18 février 2026

Douze Contes vagabonds

Mettons d'abord les choses au clair: malgré le titre de ce recueil, les histoires rassemblées ici ne sont pas vraiment des contes, car elles sont très ancrés dans le réel, autant physiquement (on visite différentes villes européennes) que temporellement (on est dans la deuxième moitié du XXe siècle).  Pour moi, un conte se déroule dans un pays imaginaire et presque «en dehors du temps», si je puis dire.

Appelons-les donc plutôt des nouvelles.  Et même si je ne suis pas la plus grande fan de ce format littéraire, je dois dire que la plupart de ces nouvelles de Gabriel Garcia Marquez sont assez réussies.  À part quelques-unes qui tombent un peu à plat, je les ai trouvées amusantes ou intrigantes.   

Seule la toute dernière nouvelle m'a vraiment déçue: ces deux jeunes gens qui se rencontrent lorsque le jeune homme menace de violer la jeune femme et qu'elle lui tient tête, et qui deviennent ensuite amoureux, c'est... non!  Une prémisse qui a fort mal vieilli et qui m'a laissé un arrière-goût amer.
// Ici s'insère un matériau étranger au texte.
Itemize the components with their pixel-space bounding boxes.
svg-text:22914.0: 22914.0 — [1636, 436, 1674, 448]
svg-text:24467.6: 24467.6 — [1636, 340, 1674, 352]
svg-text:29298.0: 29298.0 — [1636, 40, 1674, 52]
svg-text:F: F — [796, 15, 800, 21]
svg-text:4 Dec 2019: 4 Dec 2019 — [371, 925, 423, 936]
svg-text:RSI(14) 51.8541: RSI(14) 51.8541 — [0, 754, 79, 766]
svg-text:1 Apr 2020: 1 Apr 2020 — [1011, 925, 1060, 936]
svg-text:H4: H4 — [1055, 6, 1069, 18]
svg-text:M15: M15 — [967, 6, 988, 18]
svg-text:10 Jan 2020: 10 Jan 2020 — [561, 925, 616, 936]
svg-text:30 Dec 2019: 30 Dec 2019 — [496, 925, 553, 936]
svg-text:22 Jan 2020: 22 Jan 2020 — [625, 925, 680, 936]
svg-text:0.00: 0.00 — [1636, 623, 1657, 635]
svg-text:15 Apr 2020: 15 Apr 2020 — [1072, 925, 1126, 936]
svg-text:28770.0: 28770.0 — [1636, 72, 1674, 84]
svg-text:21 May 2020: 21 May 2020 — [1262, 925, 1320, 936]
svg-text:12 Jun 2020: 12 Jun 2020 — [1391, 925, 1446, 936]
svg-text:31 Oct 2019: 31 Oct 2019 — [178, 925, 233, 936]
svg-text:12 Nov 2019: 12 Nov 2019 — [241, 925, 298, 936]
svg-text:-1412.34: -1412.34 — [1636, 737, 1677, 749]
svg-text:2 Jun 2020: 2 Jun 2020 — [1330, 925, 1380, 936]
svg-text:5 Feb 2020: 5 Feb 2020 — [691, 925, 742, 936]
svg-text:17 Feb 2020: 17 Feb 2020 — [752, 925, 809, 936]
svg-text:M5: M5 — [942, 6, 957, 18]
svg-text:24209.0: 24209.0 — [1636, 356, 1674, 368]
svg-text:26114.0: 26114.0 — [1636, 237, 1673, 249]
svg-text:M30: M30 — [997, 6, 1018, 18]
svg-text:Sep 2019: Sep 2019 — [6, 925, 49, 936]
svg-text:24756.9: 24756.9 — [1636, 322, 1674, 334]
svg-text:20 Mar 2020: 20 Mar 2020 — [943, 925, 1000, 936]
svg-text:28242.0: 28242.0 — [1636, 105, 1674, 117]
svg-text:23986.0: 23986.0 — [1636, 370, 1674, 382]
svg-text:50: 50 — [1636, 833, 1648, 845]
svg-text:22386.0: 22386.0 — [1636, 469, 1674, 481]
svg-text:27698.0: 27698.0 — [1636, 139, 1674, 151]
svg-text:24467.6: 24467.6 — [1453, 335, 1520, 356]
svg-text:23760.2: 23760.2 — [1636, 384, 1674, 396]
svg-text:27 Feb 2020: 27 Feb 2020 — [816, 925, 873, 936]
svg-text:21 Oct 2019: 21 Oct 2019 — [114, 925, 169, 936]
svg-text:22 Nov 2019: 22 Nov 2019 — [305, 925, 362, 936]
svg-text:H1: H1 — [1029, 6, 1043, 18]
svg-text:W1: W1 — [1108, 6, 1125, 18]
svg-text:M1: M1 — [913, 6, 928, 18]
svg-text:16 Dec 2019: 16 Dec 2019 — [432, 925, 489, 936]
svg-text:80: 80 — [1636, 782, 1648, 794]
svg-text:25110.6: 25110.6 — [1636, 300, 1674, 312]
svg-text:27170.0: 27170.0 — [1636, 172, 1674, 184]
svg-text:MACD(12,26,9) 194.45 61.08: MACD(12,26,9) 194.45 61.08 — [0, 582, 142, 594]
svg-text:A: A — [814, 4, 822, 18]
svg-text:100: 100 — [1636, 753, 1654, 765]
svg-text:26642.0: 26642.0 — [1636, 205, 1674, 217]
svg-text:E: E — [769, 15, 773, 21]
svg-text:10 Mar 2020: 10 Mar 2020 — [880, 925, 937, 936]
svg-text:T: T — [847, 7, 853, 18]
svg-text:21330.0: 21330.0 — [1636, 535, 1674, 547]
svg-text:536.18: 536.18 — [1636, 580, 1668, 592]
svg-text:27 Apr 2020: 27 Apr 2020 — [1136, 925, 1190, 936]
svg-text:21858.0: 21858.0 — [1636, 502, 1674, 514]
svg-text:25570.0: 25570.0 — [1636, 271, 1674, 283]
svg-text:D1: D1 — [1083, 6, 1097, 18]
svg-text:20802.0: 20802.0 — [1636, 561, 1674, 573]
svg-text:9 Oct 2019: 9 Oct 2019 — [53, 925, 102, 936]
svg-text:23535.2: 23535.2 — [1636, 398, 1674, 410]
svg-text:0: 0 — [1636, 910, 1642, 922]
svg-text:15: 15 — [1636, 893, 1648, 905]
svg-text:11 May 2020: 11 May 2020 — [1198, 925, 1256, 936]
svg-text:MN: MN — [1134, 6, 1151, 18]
À part cette fin ratée, ce recueil s'est avéré une lecture agréable sans être inoubliable.  Je ne le recommanderais pas toutefois pour un premier contact avec cet auteur. 

En terminant, je note une phrase à réutiliser lorsque l'on trouve quelqu'un trop crédule:

«Écoute, mon vieux, (...) être Poisson ascendant Poisson c'est une chose, mais être con c'en est une autre.»

 

Douze contes vagabonds de Gabriel Garcia Marquez, traduit de l'espagnol, 1992, 157 p.  Titre original: Doce cuentos peregrinos.